It's a season of Christmas cards. And though this might be a trite way to share the spirit of the season with our loved ones, it is something I enjoy. As someone that is terrible about using the phone and likes to get mail, I love the Christmas card season (mind you, I have not sent mine).
And this week, I got a card from my denomination. It was actually sent to the previous associate, but really, I don't care. It's a really pretty card that proudly declares "God is still speaking" which comes as no surprise to we in the proud UCC. But, what I really like and have never noticed in the other GISS campaign materials, is what appears on the back of the card in plain old 12 point font: Shelter for the Spiritually Homeless.
My peer in ministry retorted, "if only we could live up to that!" Perhaps it is a lofty aspiration, but a noble one I fear in this world where our Episcopalian brothers and sisters are fighting about the full humanity of God's children to the point of division. I should read more about this Nigerian Bishop to understand what the real matter is underneath the rift. But, it only depresses me. It depresses me that this is what we fight about when Jesus sent us out to love. Didn't he? Or did my exegesis go totally haywire?
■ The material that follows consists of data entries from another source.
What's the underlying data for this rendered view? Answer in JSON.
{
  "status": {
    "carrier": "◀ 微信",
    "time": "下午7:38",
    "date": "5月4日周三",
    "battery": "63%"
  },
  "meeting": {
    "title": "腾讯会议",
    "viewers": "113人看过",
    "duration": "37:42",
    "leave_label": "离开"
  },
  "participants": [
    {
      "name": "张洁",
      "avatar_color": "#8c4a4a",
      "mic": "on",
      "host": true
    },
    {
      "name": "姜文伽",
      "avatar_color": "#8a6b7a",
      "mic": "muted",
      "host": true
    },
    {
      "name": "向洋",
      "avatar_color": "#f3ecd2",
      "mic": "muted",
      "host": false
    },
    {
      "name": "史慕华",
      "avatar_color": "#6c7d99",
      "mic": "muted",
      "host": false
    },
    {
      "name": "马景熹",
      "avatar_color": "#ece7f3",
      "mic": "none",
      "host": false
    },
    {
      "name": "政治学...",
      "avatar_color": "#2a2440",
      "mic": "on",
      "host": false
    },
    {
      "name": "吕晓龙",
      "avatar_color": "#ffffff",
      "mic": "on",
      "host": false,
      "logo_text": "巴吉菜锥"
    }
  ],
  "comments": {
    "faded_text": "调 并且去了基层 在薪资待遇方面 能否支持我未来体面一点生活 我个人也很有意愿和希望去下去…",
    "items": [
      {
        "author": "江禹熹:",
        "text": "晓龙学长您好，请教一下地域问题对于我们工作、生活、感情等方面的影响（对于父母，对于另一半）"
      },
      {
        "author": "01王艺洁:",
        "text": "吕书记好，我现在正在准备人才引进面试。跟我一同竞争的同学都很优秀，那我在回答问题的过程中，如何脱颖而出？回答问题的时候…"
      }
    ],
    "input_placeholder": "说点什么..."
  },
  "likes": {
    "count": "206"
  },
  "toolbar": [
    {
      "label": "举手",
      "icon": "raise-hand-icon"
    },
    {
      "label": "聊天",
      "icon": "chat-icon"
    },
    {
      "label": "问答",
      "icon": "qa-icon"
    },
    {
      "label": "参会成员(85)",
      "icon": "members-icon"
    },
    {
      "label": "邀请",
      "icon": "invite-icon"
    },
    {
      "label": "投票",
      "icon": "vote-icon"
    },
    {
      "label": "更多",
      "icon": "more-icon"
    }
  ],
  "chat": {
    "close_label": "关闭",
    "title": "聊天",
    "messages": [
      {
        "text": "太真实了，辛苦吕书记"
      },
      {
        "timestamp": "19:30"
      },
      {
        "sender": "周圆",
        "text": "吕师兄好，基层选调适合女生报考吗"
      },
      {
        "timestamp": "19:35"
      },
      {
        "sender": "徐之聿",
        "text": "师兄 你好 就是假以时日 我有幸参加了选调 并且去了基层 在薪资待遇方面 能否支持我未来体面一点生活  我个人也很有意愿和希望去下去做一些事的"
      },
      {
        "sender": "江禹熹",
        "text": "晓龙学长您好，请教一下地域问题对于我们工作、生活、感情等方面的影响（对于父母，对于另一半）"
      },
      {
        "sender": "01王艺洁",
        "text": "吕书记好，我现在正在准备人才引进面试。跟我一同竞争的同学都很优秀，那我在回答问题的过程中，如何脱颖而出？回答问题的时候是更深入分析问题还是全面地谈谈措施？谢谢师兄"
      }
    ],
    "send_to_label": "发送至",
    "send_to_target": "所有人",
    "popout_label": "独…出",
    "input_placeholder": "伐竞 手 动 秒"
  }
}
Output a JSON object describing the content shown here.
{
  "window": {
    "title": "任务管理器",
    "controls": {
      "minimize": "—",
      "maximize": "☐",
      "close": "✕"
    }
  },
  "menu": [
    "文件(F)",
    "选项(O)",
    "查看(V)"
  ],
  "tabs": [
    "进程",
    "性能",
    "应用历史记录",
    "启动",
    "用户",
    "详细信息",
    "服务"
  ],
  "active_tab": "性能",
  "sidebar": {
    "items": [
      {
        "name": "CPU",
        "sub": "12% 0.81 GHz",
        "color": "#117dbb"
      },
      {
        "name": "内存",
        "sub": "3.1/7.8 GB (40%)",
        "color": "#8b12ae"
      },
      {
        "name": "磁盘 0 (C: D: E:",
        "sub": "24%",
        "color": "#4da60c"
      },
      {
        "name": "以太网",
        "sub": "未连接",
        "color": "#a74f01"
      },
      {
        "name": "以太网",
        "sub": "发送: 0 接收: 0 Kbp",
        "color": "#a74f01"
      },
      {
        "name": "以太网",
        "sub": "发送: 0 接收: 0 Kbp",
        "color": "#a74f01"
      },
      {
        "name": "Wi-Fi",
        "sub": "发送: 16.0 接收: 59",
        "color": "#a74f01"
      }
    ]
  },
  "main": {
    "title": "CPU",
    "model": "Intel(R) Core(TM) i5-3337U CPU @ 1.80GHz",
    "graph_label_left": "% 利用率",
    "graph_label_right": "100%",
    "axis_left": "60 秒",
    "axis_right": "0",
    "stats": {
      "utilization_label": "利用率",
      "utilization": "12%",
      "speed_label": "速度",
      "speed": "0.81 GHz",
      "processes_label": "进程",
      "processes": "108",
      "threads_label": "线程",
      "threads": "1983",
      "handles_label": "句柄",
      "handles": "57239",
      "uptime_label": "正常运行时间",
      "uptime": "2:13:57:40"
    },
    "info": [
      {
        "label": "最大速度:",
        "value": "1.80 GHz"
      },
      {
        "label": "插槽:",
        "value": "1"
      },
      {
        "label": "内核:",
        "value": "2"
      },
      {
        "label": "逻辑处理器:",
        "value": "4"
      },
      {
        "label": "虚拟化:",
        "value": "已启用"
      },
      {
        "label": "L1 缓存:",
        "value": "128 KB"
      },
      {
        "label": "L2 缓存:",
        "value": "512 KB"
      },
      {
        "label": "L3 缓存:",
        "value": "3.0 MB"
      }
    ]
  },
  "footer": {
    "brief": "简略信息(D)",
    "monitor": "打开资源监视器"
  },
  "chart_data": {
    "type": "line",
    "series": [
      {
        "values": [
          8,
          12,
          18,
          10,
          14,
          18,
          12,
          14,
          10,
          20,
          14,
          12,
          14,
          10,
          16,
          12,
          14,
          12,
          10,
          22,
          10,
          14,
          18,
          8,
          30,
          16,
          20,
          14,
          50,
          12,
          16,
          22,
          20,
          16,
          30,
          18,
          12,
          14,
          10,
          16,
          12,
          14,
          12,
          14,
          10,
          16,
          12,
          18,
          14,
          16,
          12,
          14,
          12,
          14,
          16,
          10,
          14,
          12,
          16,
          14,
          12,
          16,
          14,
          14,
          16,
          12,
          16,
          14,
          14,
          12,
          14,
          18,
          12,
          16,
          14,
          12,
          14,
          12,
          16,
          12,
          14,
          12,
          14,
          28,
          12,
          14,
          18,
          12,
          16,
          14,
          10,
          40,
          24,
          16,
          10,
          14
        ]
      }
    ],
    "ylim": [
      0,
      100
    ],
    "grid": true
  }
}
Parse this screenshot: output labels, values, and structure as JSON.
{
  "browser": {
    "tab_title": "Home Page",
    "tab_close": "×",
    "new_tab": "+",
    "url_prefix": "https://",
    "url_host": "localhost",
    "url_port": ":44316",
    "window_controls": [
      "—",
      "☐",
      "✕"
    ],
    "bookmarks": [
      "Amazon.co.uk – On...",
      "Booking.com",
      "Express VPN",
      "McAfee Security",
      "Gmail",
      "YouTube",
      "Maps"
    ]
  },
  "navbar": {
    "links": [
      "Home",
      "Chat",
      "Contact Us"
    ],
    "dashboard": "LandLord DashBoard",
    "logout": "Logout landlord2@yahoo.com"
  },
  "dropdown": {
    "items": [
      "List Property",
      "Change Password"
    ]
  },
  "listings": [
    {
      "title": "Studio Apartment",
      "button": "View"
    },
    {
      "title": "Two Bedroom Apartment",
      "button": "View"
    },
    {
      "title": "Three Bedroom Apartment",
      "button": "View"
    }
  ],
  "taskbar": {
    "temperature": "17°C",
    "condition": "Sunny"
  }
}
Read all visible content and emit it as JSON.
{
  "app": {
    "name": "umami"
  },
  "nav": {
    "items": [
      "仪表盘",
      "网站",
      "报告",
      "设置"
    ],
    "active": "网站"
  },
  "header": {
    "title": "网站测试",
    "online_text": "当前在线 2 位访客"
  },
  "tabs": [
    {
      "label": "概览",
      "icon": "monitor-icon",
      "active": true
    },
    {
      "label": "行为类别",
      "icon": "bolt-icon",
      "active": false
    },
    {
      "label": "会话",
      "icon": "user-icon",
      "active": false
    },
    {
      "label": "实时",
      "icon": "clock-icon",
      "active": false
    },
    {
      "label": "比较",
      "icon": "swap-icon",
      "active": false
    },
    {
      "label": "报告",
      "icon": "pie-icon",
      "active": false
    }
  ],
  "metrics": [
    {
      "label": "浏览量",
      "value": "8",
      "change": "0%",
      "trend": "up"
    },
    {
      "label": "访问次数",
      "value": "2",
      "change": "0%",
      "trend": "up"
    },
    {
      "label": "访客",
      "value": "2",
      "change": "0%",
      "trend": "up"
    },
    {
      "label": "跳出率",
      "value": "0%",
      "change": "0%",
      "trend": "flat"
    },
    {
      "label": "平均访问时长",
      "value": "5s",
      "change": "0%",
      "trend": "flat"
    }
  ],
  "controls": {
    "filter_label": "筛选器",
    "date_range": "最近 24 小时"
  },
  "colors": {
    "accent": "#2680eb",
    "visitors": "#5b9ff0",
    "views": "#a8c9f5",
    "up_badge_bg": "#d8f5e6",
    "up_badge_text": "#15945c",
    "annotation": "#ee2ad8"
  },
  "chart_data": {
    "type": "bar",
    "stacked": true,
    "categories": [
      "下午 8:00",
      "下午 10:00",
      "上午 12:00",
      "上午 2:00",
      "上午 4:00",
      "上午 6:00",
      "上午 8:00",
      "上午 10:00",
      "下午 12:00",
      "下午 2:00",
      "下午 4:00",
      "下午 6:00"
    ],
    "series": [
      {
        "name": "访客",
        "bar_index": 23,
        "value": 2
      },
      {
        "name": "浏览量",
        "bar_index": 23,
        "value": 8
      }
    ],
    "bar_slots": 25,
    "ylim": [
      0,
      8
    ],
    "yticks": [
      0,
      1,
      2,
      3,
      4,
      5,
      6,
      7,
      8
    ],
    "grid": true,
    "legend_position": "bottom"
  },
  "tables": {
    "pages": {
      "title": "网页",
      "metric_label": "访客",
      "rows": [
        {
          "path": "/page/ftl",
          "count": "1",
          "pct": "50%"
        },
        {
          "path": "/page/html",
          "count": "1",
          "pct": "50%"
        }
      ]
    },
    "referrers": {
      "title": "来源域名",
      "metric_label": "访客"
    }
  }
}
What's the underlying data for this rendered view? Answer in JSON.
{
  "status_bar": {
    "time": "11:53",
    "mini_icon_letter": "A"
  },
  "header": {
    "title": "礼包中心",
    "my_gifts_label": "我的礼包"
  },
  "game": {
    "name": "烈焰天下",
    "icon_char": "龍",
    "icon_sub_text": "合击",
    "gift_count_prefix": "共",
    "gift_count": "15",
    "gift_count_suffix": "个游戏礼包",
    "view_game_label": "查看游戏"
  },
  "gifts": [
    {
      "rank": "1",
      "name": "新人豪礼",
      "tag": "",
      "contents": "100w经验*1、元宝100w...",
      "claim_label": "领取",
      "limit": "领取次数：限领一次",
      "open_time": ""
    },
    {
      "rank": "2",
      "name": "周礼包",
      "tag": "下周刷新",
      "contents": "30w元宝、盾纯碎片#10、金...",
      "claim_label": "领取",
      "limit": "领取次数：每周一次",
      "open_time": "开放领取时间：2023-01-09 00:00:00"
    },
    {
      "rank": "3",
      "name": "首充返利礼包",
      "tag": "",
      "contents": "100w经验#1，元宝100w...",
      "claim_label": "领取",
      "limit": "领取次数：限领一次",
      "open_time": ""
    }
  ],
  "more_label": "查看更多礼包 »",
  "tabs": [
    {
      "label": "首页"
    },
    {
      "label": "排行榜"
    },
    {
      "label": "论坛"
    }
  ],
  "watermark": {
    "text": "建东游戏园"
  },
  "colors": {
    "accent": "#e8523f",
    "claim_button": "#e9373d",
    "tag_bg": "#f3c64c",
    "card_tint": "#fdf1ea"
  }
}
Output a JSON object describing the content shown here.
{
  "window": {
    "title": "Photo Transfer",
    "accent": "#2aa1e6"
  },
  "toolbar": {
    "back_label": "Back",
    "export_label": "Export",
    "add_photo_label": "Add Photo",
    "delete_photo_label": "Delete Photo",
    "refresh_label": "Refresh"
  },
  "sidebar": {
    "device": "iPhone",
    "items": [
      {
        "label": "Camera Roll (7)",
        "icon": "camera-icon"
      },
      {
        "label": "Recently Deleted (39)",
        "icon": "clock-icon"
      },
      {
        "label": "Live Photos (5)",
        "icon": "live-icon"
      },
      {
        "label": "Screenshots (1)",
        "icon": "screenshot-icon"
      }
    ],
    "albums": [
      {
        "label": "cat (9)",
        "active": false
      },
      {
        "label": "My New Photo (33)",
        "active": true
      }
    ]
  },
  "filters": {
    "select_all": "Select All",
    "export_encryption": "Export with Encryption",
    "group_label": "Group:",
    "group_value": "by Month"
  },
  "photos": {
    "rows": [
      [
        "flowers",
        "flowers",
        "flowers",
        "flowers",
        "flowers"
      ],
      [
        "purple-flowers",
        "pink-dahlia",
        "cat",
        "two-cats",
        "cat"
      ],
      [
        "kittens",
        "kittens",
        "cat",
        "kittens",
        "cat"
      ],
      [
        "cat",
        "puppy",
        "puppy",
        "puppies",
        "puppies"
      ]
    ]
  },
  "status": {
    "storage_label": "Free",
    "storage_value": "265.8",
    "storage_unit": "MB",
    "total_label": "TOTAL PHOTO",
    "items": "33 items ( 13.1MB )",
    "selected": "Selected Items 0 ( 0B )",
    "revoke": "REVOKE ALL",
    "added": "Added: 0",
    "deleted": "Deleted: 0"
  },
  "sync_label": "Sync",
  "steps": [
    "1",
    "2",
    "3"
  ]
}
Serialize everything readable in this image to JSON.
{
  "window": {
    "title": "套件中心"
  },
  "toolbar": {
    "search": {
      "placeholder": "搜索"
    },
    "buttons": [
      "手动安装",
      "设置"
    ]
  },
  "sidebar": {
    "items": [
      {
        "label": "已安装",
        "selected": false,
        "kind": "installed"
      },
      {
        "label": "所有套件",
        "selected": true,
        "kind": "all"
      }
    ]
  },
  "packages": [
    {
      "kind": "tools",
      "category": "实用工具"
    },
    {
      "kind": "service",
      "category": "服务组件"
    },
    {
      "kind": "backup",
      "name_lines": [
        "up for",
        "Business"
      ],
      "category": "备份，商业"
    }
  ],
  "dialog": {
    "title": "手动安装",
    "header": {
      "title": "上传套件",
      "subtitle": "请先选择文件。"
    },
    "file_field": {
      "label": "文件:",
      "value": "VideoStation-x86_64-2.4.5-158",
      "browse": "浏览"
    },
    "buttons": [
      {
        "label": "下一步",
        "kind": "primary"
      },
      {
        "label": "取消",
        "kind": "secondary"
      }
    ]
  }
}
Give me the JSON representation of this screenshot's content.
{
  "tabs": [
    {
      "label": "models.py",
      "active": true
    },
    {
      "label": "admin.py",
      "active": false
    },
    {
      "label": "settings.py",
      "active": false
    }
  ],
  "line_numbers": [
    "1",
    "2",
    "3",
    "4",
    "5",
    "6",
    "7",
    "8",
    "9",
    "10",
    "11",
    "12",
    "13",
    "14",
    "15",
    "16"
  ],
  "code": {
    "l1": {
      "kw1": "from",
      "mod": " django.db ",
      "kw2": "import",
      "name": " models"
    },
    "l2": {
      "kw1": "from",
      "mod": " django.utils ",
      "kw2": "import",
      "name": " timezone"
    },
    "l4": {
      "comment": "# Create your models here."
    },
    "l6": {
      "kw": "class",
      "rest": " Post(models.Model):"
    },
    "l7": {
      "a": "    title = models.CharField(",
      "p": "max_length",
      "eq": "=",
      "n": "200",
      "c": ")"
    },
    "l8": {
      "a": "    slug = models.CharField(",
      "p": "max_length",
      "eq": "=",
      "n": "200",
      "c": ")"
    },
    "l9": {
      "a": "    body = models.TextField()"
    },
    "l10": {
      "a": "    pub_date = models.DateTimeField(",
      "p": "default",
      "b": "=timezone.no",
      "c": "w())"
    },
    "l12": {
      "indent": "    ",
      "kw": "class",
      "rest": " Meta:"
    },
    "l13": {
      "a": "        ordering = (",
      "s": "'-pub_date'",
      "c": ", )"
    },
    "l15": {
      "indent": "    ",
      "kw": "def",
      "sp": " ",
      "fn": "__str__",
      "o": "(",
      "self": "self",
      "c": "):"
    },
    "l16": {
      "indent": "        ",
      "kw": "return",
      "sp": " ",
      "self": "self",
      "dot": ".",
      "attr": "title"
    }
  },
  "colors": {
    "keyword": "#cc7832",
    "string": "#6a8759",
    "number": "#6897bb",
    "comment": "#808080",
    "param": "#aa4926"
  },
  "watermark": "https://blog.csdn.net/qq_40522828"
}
As I sit here composing my Christmas prayer, I realize that I'm stuck in darkness. I didn't really think about it until I tried to write this prayer for Christmas -- not Advent, but Christmas. I can talk about the darkness and the longing. But, I wonder if our hope is met with dissatisfaction. Two thousand years later, it seems that I identify more and more with the shepherds shock and the wisepeople still on a journey toward peace and light. I really, really want Mary's confident prayer "Here am I, the servant of the Lord, let it be with me according to your word" (Lk 1:38, NRSV). But, I'm stuck in the darkness wanting to proclaim light more than anything. But, how can I?